Mildred Gutermann, a German Jew who narrowly escaped the Holocaust, has been alone since her caretaker disappeared. She turns to Raymond for help, and as he tries to track Luis down, a deep and unexpected friendship blossoms between the two.
As Mildred isolates herself further from the neighborhood Raymond helps her see that for every terrible act the world delivers, there is a mirror image of deep kindness, and Mildred helps Raymond see that there’s hope if you have someone to hold on to.
Monday April 6, 2026
House on Endless Waters by Emuna Elon
Author Yoel Blum reluctantly agrees to visit his birthplace of Amsterdam to promote his books, despite promising his late mother that he would never return to that city. While touring the Jewish Historical Museum with his wife, Yoel stumbles upon footage of prewar Dutch Jewry and is astonished to see the face of his mother staring back at him, posing with his father, his older sister… and an infant he doesn’t recognize. This unsettling discovery launches him into an intense search for the truth, shining a light on Amsterdam’s dark wartime history. The deeper into the past Yoel digs to tell the story of his life, the better he understands his mother’s silence, and the more urgent the question that has unconsciously haunted him for a lifetime – Who am I? – becomes.
Monday June 8, 2026
Songs for the Broken Hearted by Ayelet Tsabari
As thousands of Yemeni Jews arrive in Israel in 1950, with the hope of a better life, Yaqub, a shy young man, happens upon Saida, a beautiful girl singing by the river in an overcrowded immigrant camp. Among the chaos and uncertainty of the camp they fall in love. But they weren’t supposed to; Saida is married and has a child, and a married woman has no place befriending another man.

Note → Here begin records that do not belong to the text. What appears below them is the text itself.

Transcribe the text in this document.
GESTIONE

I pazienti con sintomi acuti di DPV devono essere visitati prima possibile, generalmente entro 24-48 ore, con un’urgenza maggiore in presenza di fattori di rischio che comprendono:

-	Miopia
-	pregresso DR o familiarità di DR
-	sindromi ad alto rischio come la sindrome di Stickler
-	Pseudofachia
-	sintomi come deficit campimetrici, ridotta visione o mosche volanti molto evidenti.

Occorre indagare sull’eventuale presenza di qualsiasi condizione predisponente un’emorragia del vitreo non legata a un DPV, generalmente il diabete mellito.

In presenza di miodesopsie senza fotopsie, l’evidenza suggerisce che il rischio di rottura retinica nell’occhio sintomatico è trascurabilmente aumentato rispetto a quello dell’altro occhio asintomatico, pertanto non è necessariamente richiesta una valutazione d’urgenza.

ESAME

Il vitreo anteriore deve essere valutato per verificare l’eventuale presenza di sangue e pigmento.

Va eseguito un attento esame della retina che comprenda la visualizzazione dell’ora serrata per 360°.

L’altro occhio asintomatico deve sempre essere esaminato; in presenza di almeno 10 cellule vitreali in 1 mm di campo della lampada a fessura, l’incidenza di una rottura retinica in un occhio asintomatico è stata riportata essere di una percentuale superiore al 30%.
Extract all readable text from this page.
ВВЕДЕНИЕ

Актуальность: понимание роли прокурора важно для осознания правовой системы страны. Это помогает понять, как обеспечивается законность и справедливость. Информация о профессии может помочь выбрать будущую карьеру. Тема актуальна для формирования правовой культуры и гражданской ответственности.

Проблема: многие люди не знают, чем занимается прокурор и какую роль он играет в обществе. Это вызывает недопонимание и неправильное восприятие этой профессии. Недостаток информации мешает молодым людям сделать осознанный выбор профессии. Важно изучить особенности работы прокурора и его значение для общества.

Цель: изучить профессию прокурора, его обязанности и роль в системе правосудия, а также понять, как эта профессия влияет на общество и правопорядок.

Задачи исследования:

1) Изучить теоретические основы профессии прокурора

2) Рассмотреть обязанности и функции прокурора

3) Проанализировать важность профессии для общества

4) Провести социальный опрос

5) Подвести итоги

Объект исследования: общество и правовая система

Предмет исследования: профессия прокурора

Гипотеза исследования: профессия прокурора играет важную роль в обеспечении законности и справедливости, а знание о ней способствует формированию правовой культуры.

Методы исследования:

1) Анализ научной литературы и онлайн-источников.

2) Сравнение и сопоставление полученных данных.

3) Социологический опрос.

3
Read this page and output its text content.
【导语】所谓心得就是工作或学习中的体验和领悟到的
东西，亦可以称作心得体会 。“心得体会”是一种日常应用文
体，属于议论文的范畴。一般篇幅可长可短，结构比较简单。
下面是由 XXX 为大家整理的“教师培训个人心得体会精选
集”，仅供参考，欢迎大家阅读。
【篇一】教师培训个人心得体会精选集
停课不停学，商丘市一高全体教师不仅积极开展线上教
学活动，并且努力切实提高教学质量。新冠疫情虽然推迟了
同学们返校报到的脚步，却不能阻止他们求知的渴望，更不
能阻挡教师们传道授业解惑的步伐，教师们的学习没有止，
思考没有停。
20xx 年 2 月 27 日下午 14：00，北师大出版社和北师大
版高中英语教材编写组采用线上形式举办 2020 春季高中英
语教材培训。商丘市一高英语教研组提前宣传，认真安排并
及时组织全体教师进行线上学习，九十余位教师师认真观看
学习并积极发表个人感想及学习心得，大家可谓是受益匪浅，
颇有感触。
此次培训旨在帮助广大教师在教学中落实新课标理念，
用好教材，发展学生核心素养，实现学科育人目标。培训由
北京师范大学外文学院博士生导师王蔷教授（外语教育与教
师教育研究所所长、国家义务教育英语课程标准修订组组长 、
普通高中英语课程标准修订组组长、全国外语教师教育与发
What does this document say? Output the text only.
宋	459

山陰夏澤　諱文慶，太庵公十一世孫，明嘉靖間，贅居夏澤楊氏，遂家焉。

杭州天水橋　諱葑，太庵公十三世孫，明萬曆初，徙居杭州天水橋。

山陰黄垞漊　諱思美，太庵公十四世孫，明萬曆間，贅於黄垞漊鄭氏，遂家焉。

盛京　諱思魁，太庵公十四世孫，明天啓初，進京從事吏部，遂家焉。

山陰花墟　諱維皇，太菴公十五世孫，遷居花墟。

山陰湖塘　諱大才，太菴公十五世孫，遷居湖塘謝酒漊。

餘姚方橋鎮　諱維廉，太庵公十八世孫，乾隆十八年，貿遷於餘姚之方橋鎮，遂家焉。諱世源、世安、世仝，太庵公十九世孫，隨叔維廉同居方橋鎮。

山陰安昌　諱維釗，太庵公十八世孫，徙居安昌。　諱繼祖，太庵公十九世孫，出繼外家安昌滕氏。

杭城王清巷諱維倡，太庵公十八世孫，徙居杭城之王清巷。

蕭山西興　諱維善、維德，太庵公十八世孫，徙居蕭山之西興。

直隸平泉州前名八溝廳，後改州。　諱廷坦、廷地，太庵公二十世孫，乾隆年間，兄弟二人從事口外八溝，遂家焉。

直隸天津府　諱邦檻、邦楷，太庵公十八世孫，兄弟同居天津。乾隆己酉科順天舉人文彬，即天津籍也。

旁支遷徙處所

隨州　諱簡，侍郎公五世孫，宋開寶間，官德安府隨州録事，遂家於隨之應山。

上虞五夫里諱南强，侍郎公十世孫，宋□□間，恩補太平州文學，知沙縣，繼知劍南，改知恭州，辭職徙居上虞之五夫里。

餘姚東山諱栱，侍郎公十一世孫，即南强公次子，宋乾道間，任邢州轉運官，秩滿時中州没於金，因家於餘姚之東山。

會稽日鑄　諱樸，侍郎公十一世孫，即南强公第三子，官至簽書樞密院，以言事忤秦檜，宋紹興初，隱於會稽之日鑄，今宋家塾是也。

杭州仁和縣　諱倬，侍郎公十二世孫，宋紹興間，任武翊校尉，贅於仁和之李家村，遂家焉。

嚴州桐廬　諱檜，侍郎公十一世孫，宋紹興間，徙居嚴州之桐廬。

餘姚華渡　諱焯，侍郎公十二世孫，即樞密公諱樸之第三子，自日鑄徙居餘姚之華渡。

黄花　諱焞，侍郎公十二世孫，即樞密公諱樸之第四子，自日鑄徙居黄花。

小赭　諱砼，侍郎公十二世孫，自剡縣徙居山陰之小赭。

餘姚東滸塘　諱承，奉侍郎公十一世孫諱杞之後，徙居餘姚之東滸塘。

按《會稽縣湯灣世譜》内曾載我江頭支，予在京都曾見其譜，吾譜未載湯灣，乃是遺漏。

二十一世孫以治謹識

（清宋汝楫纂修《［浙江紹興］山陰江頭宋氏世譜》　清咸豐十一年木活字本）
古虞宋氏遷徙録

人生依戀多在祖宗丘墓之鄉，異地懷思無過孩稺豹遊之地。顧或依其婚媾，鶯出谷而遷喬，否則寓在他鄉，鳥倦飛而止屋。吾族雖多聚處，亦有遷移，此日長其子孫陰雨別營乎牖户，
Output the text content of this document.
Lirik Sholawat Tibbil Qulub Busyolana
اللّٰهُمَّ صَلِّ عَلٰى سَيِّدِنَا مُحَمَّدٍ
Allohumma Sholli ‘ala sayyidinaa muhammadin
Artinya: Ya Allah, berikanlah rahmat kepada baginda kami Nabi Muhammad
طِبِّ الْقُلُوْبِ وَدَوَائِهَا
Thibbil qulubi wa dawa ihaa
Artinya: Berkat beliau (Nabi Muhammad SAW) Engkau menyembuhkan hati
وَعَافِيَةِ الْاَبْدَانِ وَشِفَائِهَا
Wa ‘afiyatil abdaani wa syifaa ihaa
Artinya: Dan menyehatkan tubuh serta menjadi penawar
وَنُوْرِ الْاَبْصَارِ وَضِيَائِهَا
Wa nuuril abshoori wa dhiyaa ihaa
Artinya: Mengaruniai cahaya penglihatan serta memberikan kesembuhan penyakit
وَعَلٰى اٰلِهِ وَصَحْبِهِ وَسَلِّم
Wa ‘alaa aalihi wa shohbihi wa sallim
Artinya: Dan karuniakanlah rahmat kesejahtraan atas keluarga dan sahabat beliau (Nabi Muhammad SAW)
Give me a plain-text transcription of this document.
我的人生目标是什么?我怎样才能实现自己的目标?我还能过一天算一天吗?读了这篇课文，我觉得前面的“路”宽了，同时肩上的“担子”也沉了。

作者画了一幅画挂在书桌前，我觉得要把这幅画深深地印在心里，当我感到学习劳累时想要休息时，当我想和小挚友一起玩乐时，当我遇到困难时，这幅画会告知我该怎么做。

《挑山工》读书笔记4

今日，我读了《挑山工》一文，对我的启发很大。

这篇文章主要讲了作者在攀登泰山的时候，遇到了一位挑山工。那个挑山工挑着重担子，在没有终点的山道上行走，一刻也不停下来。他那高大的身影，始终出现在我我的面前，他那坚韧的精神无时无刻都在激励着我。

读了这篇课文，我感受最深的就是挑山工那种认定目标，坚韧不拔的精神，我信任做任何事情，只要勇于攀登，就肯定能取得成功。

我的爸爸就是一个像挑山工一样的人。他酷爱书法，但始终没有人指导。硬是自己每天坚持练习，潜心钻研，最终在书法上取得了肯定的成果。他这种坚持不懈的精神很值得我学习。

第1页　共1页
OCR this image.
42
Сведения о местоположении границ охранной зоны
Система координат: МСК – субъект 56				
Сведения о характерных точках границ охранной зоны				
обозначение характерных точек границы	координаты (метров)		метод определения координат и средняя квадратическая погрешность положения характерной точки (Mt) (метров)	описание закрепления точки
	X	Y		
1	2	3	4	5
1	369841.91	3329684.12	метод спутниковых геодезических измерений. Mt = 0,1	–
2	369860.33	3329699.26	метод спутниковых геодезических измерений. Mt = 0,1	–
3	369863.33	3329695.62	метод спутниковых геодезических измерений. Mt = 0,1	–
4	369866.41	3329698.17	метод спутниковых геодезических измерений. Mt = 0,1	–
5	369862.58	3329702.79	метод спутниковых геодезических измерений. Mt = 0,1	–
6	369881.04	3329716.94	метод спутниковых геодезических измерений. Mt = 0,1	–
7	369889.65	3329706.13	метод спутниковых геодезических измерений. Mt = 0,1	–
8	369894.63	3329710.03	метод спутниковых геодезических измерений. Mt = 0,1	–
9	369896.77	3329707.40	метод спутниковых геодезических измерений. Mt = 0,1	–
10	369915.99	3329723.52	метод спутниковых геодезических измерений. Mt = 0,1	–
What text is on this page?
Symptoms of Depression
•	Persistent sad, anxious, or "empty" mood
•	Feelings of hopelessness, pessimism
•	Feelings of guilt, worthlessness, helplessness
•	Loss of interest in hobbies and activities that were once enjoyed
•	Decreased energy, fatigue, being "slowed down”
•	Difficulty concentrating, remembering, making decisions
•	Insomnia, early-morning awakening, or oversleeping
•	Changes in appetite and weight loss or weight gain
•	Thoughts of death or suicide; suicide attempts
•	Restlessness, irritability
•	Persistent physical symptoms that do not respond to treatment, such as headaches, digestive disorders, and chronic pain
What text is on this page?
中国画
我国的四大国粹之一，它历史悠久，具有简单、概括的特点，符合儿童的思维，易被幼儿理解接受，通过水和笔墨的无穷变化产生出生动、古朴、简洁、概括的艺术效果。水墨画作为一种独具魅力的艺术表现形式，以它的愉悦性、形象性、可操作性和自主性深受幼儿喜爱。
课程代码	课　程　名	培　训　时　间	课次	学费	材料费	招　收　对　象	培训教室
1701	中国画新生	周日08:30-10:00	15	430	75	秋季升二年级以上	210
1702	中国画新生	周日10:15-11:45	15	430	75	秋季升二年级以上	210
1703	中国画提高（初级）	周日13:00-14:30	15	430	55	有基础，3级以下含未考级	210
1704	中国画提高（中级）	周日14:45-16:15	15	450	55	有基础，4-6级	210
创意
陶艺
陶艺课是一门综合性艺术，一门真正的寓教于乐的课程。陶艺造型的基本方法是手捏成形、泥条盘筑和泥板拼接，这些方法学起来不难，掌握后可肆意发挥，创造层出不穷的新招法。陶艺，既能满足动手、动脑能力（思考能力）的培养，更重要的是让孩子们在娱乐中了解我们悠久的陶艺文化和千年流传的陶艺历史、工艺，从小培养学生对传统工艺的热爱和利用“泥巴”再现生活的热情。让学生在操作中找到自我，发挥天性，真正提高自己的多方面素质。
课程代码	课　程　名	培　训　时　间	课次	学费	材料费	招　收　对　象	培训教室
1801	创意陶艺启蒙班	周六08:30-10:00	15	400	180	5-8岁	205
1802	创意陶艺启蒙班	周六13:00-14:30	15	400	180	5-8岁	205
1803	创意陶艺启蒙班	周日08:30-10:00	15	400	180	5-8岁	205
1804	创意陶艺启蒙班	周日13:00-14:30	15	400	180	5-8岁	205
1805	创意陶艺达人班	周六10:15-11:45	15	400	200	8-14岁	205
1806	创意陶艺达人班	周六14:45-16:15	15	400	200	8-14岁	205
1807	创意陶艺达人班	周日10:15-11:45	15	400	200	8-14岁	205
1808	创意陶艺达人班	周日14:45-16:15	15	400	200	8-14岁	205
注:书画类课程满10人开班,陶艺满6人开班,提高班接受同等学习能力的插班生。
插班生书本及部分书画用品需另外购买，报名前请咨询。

1995. Zohara, Saida’s daughter, has been living in New York City – a city that feels much less complicated than Israel – and she hasn’t looked back since leaving home. When Zohara’s sister, Lizzie, calls to tell her their mother has died, she gets on a plane to Israel with no return ticket. Soon Zohara finds herself discovering shocking truths about her family and secrets that force her to question everything she thought she knew about her parents, her heritage, and her own future.